# Introduction 
This is an example of a CANOPUS notebook for visualizing and analyzing compound classes.

First we have to load the canopus package. I wrapped all important stuff into the Canopus class, so the easiest way to work with that (and a somewhat stable api) is to use just this single class.

I also increase the default figure size of matplotlib, just for the case that your default rc parameters are as bad as mine.

In [None]:
import canopus
from canopus import Canopus
import matplotlib.pyplot as plt
import seaborn as sbn
sbn.set_context("notebook")
%matplotlib inline
plt.rc("figure", figsize=(14,5))

# Processing the data

We will demonstrate the whole processing on a small example of the rosmarine dataset from https://massive.ucsd.edu/ProteoSAFe/dataset.jsp?task=9a75f69f0f33460293ee3928361ab836.

1. Download all mzml files via ftp download from the Massive dataset. We store the mzml files in the directory rosmarin_mzml
2. Process the data with the SIRIUS 4.4

`sirius -i rosmarin_mzml -o sirius_rosmarin --maxmz=800 lcms-align sirius zodiac fingerid canopus`
- The `--maxmz` option restricts the input data to small compounds. Instead of 800 you can also use smaller or larger values, but computing time of SIRIUS increase exponentially with the mass of the compounds.
- The `lcms-align` option is only necessary if you have multiple LCMS-runs and you want to align them
- This will take some time, but in the end you get the results written into the sirius_rosmarin folder


3. Now we want to process the same data with GNPS (this is optional). For this we export the sirius projectspace as MGF file which can be read by GNPS. Furthermore, we export a quantification file which can be used with ion identity networking.

`sirius -i sirius_rosmarin mgf-export --merge-ms2  --quant-table=rosmarin-quant.csv --output rosmarin.mgf`

4. You can now upload the rosmaring.mgf and rosmarin-quant.csv file to GNPS and start ion identity molecular networking. Download the molecular networking data and extract the archive into a directory with name gnps_rosmarin

Now we can start with the Jupyter notebook analysis. We initialize the Canopus object with the name of the SIRIUS and GNPS folders. I use the short variable name C, because we will use this variable a lot.


In [None]:
C = Canopus(sirius="sirius_rosmarin", gnps="gnps_rosmarin")

# CANOPUS data analysis

## Defining the metadata

The dataset consists of samples and features. The samples can be usually organized in several groups. We call these groups "conditions", but they can be treatments, several tissues, organs, different species and so on. We will first tell CANOPUS which conditions in your data exist and how you can map these conditions to the file names of the samples.
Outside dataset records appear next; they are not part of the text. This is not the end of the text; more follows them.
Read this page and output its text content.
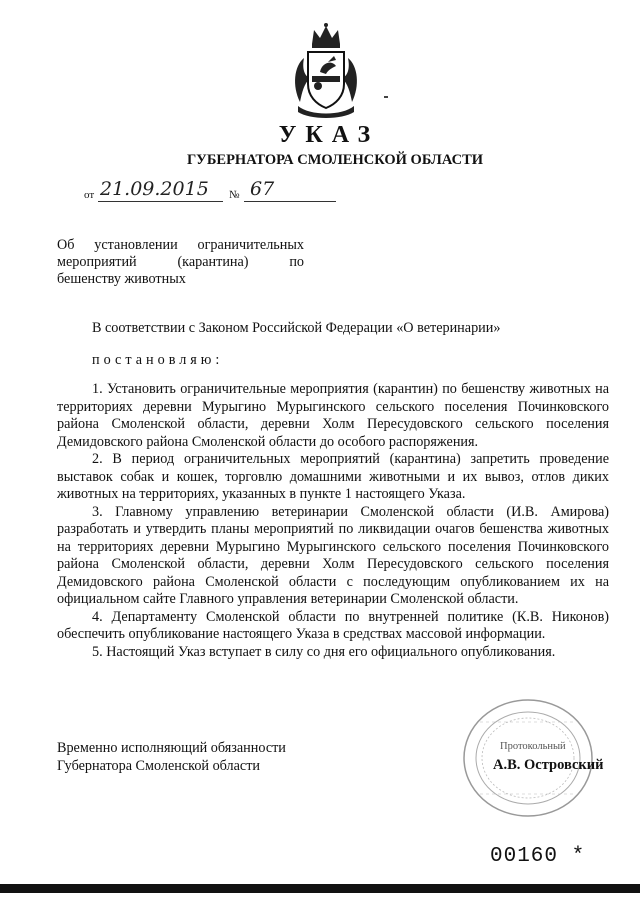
УКАЗ
ГУБЕРНАТОРА СМОЛЕНСКОЙ ОБЛАСТИ
от 21.09.2015 № 67
Об установлении ограничительных
мероприятий	(карантина)	по
бешенству животных
В соответствии с Законом Российской Федерации «О ветеринарии»
постановляю:

1. Установить ограничительные мероприятия (карантин) по бешенству животных на территориях деревни Мурыгино Мурыгинского сельского поселения Починковского района Смоленской области, деревни Холм Пересудовского сельского поселения Демидовского района Смоленской области до особого распоряжения.

2. В период ограничительных мероприятий (карантина) запретить проведение выставок собак и кошек, торговлю домашними животными и их вывоз, отлов диких животных на территориях, указанных в пункте 1 настоящего Указа.

3. Главному управлению ветеринарии Смоленской области (И.В. Амирова) разработать и утвердить планы мероприятий по ликвидации очагов бешенства животных на территориях деревни Мурыгино Мурыгинского сельского поселения Починковского района Смоленской области, деревни Холм Пересудовского сельского поселения Демидовского района Смоленской области с последующим опубликованием их на официальном сайте Главного управления ветеринарии Смоленской области.

4. Департаменту Смоленской области по внутренней политике (К.В. Никонов) обеспечить опубликование настоящего Указа в средствах массовой информации.

5. Настоящий Указ вступает в силу со дня его официального опубликования.

Временно исполняющий обязанности
Губернатора Смоленской области
Протокольный
А.В. Островский
00160 *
The defineCondition method gets three parameters: first the name of the condition, then a regular expression to detect the filenames of samples having this condition, and finally a color which should be used for this condition in plots. We can leave out the second and third parameter: without a regular expression, all filenames containing the condition name as substring belong automatically to this condition and the color is given automatically, too.

In [None]:
C.defineCondition("Leave", ".*_Leave.*", "brown")
# we can also leave out parameters
C.defineCondition("Flower", color="steelblue")
C.defineCondition("Stem");

To check if we did something wrong, we can output the list of files belonging to a condition

In [None]:
C.condition("Flower").samples

## Displaying single compounds

Each feature (or compound) has an ID which is a string (although it is usually numerical). We can list all compounds with the following:

In [None]:
C.compounds

If we want to know more about a certain compound, we can use the *featureHeader* method which just tells us the molecular formula identification of the feature, its adduct as well as its ZODIAC score.

In [None]:
C.featureHeader("121")

With gnpsHit we get the result of the GNPS database search for this hit.

In [None]:
C.gnpsHit(121);

With identification we get the CSI annotation for this hit.

In [None]:
C.identification("121");

With classification we get the compound classification of this compound.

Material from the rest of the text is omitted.